A Southampton student has received an award from the Queen.

Bronwyn Powell, 20, has been a member of the girls-only youth organisation since she was five years old.

She said that at the time she found a place to relax and be herself.

However, 15 years later, the 20-year-old student at the University of Southampton, who has autism, is now a leader for a group of girls aged four to seven where she can unwind and be herself.

“I was getting overwhelmed about once a week without realising why”, said Bronwyn.

“Guiding was the place where I could chill, it was a stress-free part of my week. Masking certain behaviours can be exhausting.

“And not understanding why you’re tired all the time, or why people aren’t talking to you when you’re trying your best, can be quite challenging.

“At Guides, no one avoided me. There was a mindset that everyone there was equal, and everyone could do anything they chose to do.”

She added: “Autism just means ‘me’ to me - it has always been a part of who I am and what I do. It empowers me and gives me motivation. It means that if I make a commitment to do something, I’ll do it.”

Daily Echo: Bronwyn PowellBronwyn Powell (Image: Girlguiding )

Bronwyn believes this has helped her to develop the commitment and determination needed to achieve the top award in guiding – the Queen’s Guide Award.

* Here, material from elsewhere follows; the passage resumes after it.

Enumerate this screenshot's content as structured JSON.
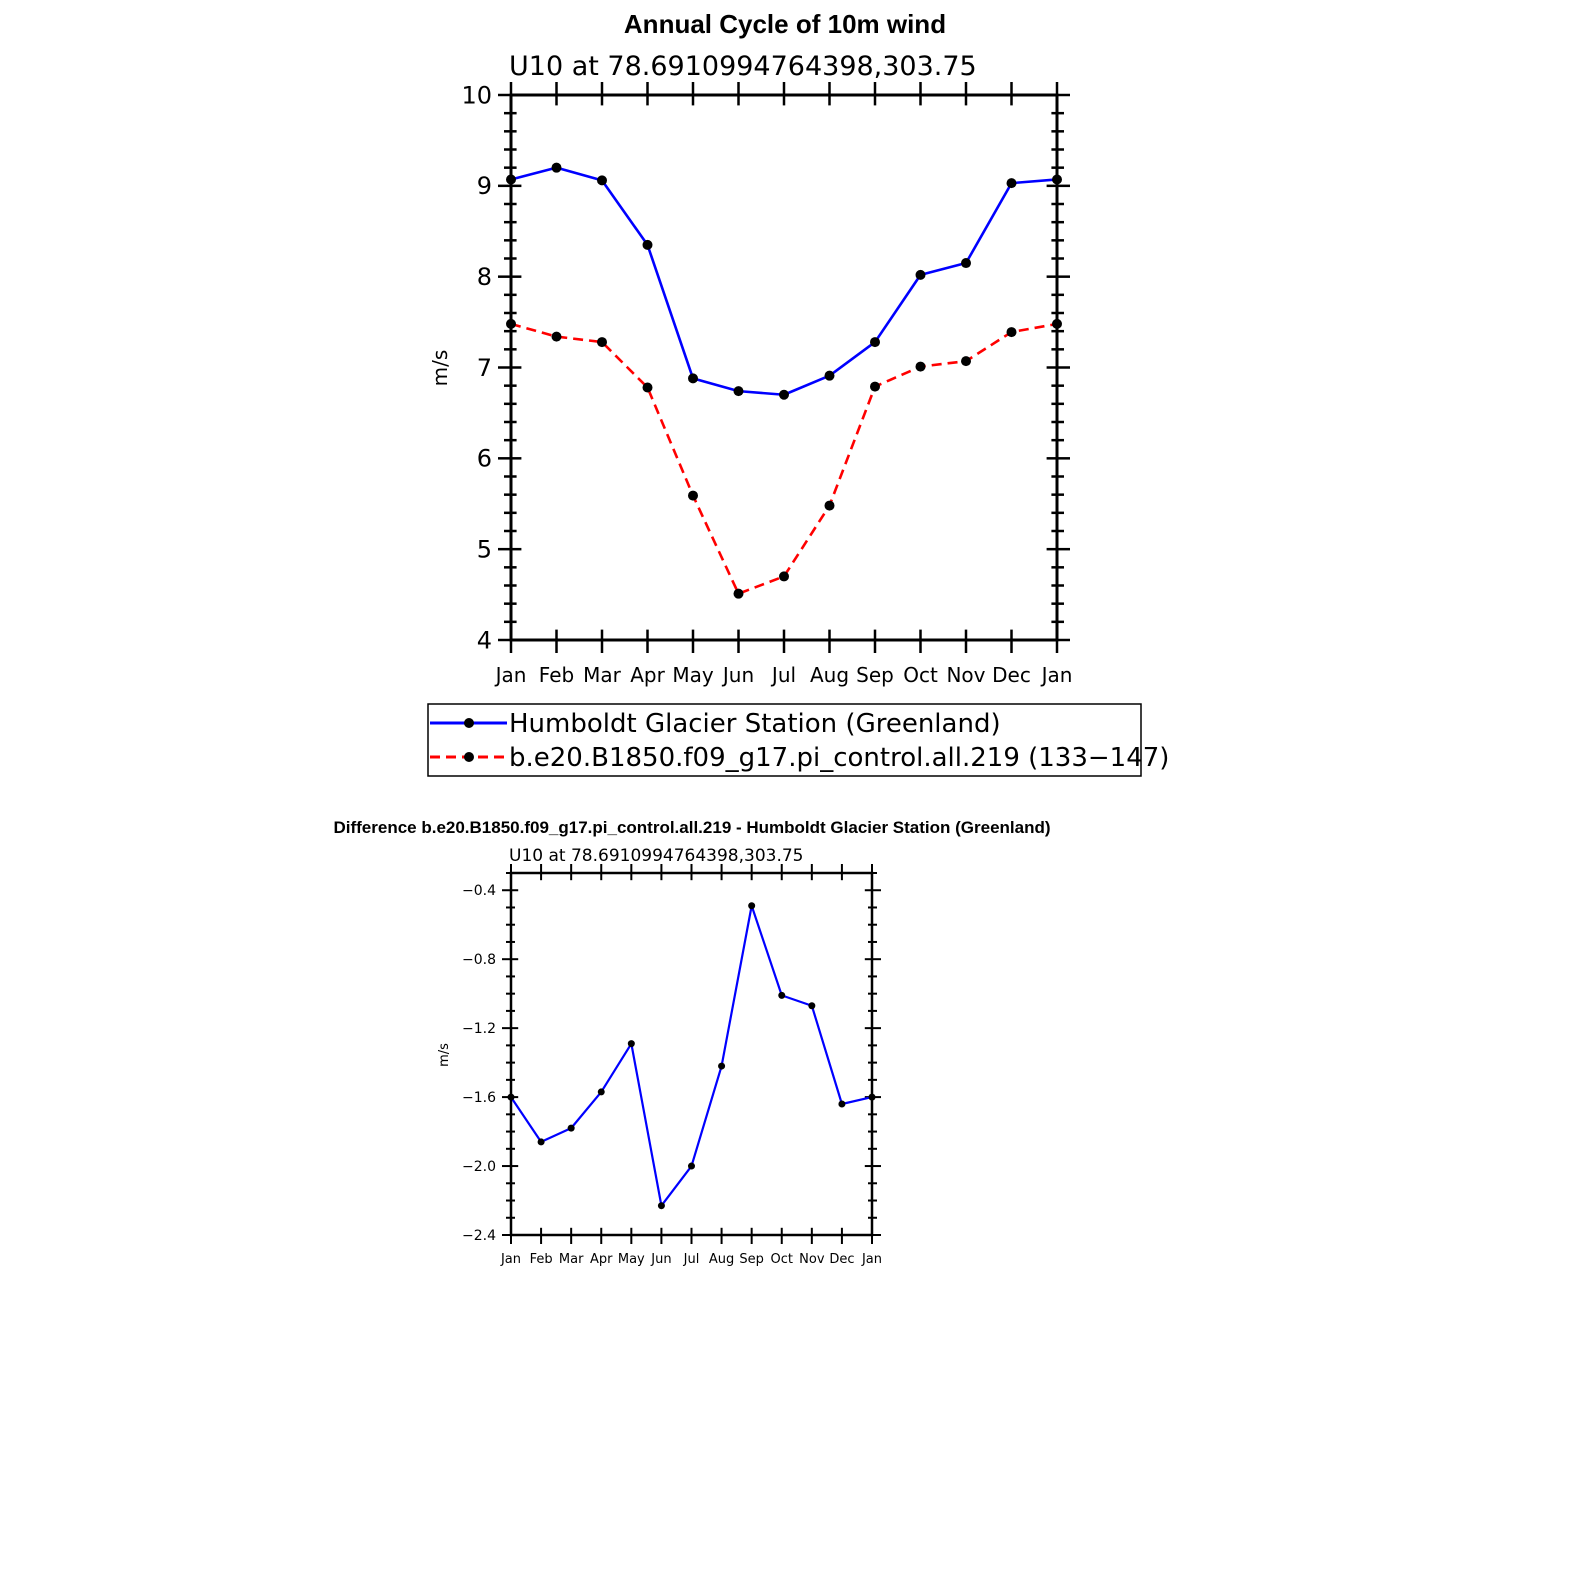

She said: “My commitment to seeing things through, combined with my love of guiding, was what led to me completing my Queen’s Guide award.

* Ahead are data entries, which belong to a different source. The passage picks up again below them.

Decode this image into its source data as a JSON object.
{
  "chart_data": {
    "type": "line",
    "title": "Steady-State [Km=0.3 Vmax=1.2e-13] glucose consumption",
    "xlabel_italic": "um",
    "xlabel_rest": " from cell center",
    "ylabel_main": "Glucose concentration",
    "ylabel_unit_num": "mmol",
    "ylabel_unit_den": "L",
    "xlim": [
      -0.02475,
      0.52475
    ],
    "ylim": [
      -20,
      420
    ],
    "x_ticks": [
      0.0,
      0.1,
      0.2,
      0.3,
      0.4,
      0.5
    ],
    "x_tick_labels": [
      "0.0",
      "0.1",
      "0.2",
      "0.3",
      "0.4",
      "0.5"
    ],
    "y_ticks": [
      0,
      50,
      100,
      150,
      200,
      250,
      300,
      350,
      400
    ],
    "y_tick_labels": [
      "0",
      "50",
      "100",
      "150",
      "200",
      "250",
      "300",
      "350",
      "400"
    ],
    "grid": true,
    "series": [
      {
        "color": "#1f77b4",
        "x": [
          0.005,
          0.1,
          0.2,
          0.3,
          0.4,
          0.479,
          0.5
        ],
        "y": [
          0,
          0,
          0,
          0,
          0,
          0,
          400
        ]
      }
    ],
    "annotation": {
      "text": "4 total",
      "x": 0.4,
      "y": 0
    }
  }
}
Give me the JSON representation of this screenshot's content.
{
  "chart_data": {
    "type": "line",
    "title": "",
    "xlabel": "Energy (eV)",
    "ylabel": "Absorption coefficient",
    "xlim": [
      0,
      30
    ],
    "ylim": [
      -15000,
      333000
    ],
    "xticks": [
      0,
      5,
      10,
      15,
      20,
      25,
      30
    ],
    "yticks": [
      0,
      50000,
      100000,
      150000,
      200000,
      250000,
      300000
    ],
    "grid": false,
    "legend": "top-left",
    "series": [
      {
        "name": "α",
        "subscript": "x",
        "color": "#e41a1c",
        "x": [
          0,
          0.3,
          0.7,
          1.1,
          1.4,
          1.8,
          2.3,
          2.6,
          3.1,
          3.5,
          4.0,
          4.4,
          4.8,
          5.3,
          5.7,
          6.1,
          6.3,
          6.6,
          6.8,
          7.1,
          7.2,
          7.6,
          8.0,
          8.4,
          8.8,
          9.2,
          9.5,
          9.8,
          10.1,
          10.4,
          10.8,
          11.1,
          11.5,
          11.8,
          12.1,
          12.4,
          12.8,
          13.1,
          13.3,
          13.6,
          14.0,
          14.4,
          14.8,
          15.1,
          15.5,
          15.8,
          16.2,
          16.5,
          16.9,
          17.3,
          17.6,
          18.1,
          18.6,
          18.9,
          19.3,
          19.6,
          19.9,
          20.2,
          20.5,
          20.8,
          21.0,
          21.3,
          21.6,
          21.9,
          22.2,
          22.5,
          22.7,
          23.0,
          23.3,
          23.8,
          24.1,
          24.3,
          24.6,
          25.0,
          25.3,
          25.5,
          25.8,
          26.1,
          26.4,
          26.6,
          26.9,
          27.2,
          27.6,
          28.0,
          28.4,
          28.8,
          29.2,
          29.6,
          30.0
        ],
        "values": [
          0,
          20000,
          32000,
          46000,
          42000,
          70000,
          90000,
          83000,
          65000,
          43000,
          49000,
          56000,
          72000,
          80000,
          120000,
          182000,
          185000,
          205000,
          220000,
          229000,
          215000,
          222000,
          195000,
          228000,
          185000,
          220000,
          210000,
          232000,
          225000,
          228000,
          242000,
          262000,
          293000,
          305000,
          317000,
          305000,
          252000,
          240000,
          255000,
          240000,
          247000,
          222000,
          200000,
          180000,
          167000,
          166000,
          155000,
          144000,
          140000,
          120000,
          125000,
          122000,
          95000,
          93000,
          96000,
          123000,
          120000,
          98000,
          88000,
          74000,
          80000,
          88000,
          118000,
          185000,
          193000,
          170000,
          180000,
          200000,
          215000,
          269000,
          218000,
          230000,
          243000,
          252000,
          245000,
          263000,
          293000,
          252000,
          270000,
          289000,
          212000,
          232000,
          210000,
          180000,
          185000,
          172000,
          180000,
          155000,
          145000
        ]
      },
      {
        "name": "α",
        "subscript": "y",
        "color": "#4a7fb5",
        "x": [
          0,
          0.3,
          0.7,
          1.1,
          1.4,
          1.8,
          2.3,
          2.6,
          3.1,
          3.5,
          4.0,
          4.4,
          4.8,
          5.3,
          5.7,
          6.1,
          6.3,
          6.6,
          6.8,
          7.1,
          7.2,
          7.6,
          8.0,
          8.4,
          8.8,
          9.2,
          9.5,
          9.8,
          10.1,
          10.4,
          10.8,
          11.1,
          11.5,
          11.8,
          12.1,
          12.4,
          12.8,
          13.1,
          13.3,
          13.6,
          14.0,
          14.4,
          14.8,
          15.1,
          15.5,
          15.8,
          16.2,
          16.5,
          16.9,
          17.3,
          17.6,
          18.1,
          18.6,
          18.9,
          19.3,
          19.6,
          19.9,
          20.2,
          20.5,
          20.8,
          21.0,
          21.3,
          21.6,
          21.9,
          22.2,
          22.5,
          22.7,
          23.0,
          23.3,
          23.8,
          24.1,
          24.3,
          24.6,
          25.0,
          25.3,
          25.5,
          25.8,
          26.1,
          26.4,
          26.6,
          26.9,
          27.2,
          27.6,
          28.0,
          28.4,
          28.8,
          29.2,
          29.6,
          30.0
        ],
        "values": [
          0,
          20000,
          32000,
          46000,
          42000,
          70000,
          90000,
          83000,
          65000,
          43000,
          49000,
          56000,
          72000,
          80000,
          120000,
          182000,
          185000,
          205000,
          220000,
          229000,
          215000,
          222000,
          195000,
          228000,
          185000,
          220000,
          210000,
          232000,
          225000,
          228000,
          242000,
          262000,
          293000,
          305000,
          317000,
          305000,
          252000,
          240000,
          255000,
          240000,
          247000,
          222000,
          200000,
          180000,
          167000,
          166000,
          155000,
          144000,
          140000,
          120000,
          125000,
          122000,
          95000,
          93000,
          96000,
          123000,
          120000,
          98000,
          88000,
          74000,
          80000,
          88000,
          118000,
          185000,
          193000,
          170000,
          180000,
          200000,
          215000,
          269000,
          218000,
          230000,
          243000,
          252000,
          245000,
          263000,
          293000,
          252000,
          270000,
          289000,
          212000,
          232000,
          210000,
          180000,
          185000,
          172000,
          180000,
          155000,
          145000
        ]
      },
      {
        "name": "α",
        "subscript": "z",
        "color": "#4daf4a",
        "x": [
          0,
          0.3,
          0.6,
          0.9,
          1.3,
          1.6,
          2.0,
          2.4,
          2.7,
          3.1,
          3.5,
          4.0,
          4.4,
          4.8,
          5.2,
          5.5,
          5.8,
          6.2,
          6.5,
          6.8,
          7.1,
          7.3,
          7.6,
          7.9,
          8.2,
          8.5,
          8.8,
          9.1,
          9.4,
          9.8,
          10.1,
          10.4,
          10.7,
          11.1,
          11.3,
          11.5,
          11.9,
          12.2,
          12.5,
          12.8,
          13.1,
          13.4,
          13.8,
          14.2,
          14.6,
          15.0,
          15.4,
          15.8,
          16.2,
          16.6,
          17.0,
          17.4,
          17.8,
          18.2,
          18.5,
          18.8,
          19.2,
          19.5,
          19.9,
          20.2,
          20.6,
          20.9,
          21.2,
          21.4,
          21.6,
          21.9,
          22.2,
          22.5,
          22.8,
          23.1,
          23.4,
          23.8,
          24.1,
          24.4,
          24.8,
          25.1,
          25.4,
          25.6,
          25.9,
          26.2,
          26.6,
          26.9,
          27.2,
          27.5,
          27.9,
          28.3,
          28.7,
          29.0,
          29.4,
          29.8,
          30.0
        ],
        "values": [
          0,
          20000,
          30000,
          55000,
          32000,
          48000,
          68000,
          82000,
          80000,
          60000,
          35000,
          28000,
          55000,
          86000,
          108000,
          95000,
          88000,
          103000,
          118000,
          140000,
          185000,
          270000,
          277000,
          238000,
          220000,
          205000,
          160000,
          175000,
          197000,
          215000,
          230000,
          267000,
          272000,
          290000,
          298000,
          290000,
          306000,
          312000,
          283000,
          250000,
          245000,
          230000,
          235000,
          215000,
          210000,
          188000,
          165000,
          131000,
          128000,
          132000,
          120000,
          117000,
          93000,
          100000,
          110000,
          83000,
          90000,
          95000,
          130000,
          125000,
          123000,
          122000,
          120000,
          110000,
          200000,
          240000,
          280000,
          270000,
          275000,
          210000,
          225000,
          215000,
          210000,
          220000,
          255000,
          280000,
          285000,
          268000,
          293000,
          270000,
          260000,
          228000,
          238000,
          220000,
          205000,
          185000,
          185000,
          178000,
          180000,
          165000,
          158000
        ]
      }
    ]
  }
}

“I tend to fixate on things that will help me to learn or improve in some way. I also surround myself as much as I can with what I love, so I’ve always wanted to achieve everything I can in guiding.”

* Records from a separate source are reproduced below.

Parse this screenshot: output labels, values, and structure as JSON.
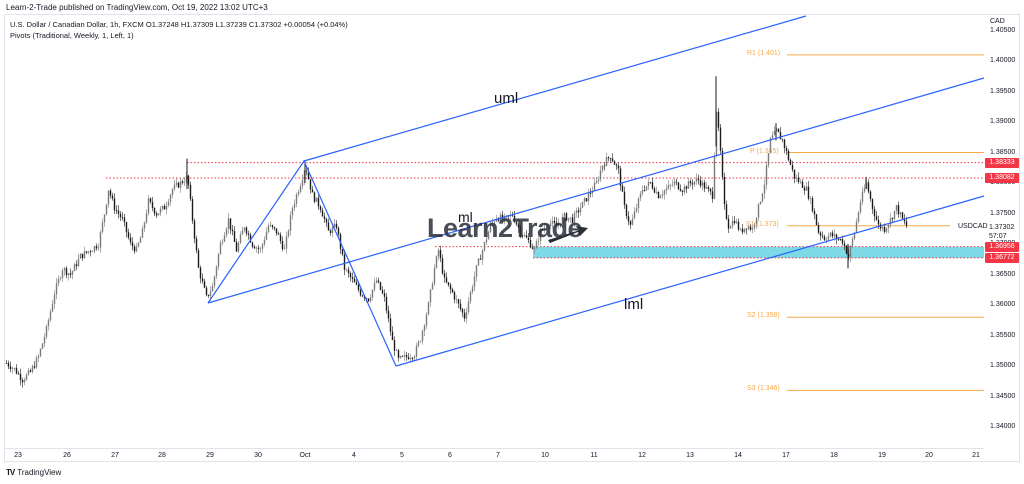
{
  "header": {
    "publisher_line": "Learn-2-Trade published on TradingView.com, Oct 19, 2022 13:02 UTC+3",
    "symbol_line": "U.S. Dollar / Canadian Dollar, 1h, FXCM  O1.37248  H1.37309  L1.37239  C1.37302  +0.00054 (+0.04%)",
    "indicator_line": "Pivots (Traditional, Weekly, 1, Left, 1)"
  },
  "footer": {
    "logo_mark": "TV",
    "logo_text": "TradingView"
  },
  "watermark": "Learn2Trade",
  "colors": {
    "channel": "#2962ff",
    "pivot": "#f7a94a",
    "resistance_dotted": "#f23645",
    "zone_fill": "#7dd9e6",
    "badge": "#f23645",
    "candle_up": "#7b7b7b",
    "candle_down": "#1a1a1a"
  },
  "price_axis": {
    "currency": "CAD",
    "ticks": [
      "1.40500",
      "1.40000",
      "1.39500",
      "1.39000",
      "1.38500",
      "1.38000",
      "1.37500",
      "1.37000",
      "1.36500",
      "1.36000",
      "1.35500",
      "1.35000",
      "1.34500",
      "1.34000"
    ],
    "current_price": "1.37302",
    "countdown": "57:07",
    "symbol": "USDCAD"
  },
  "badges": [
    {
      "label": "1.38333",
      "price": 1.38333
    },
    {
      "label": "1.38082",
      "price": 1.38082
    },
    {
      "label": "1.36956",
      "price": 1.36956
    },
    {
      "label": "1.36772",
      "price": 1.36772
    }
  ],
  "pivots": [
    {
      "name": "R1",
      "label": "R1 (1.401)",
      "price": 1.401
    },
    {
      "name": "P",
      "label": "P (1.385)",
      "price": 1.385
    },
    {
      "name": "S1",
      "label": "S1 (1.373)",
      "price": 1.373
    },
    {
      "name": "S2",
      "label": "S2 (1.358)",
      "price": 1.358
    },
    {
      "name": "S3",
      "label": "S3 (1.346)",
      "price": 1.346
    }
  ],
  "channel_labels": {
    "upper": "uml",
    "middle": "ml",
    "lower": "lml"
  },
  "time_axis": {
    "labels": [
      "23",
      "26",
      "27",
      "28",
      "29",
      "30",
      "Oct",
      "4",
      "5",
      "6",
      "7",
      "10",
      "11",
      "12",
      "13",
      "14",
      "17",
      "18",
      "19",
      "20",
      "21"
    ]
  },
  "chart_data": {
    "type": "candlestick",
    "title": "U.S. Dollar / Canadian Dollar, 1h, FXCM",
    "symbol": "USDCAD",
    "timeframe": "1h",
    "ohlc_last": {
      "open": 1.37248,
      "high": 1.37309,
      "low": 1.37239,
      "close": 1.37302,
      "change": 0.00054,
      "change_pct": "+0.04%"
    },
    "ylim": [
      1.336,
      1.408
    ],
    "xlabel": "",
    "ylabel": "CAD",
    "x_ticks": [
      "Sep 23",
      "26",
      "27",
      "28",
      "29",
      "30",
      "Oct",
      "4",
      "5",
      "6",
      "7",
      "10",
      "11",
      "12",
      "13",
      "14",
      "17",
      "18",
      "19",
      "20",
      "21"
    ],
    "approx_path": [
      {
        "date": "Sep 23",
        "price": 1.349
      },
      {
        "date": "Sep 26",
        "price": 1.362
      },
      {
        "date": "Sep 27",
        "price": 1.377
      },
      {
        "date": "Sep 28",
        "price": 1.379
      },
      {
        "date": "Sep 28 high",
        "price": 1.3833
      },
      {
        "date": "Sep 29",
        "price": 1.3605
      },
      {
        "date": "Sep 30",
        "price": 1.372
      },
      {
        "date": "Oct 1",
        "price": 1.3833
      },
      {
        "date": "Oct 4",
        "price": 1.365
      },
      {
        "date": "Oct 5",
        "price": 1.3505
      },
      {
        "date": "Oct 6",
        "price": 1.369
      },
      {
        "date": "Oct 6 low",
        "price": 1.357
      },
      {
        "date": "Oct 7",
        "price": 1.374
      },
      {
        "date": "Oct 10",
        "price": 1.374
      },
      {
        "date": "Oct 11",
        "price": 1.385
      },
      {
        "date": "Oct 12",
        "price": 1.379
      },
      {
        "date": "Oct 13",
        "price": 1.381
      },
      {
        "date": "Oct 13 spike",
        "price": 1.3975
      },
      {
        "date": "Oct 14",
        "price": 1.373
      },
      {
        "date": "Oct 17",
        "price": 1.3895
      },
      {
        "date": "Oct 18",
        "price": 1.3685
      },
      {
        "date": "Oct 18 high",
        "price": 1.3805
      },
      {
        "date": "Oct 19",
        "price": 1.37302
      }
    ],
    "horizontal_levels": [
      {
        "type": "resistance",
        "price": 1.38333
      },
      {
        "type": "resistance",
        "price": 1.38082
      },
      {
        "type": "support_zone_top",
        "price": 1.36956
      },
      {
        "type": "support_zone_bottom",
        "price": 1.36772
      }
    ],
    "pivot_levels": {
      "R1": 1.401,
      "P": 1.385,
      "S1": 1.373,
      "S2": 1.358,
      "S3": 1.346
    },
    "pitchfork": {
      "type": "ascending channel (Andrews pitchfork)",
      "lines": [
        "uml (upper median line)",
        "ml (median line)",
        "lml (lower median line)"
      ],
      "anchor_points": [
        {
          "date": "Sep 29",
          "price": 1.3605
        },
        {
          "date": "Oct 1",
          "price": 1.3833
        },
        {
          "date": "Oct 5",
          "price": 1.3505
        }
      ]
    },
    "annotations": [
      "uml",
      "ml",
      "lml",
      "Learn2Trade watermark"
    ]
  }
}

As a leader at Girlguiding, she has been named ‘Dragonfly’ by the girls.

For Bronwyn, being an adult volunteer still provides her with that hour of the week when she can unwind and be herself.

She said: “When I started volunteering at Rainbows, one of the leaders showed me a room at the back of the meeting place where I could go if I ever felt overwhelmed and needed to take a break.

“If the other leaders think things are getting overwhelming for me, they’ll ask me if I need to step back - sometimes before I even recognise it myself.”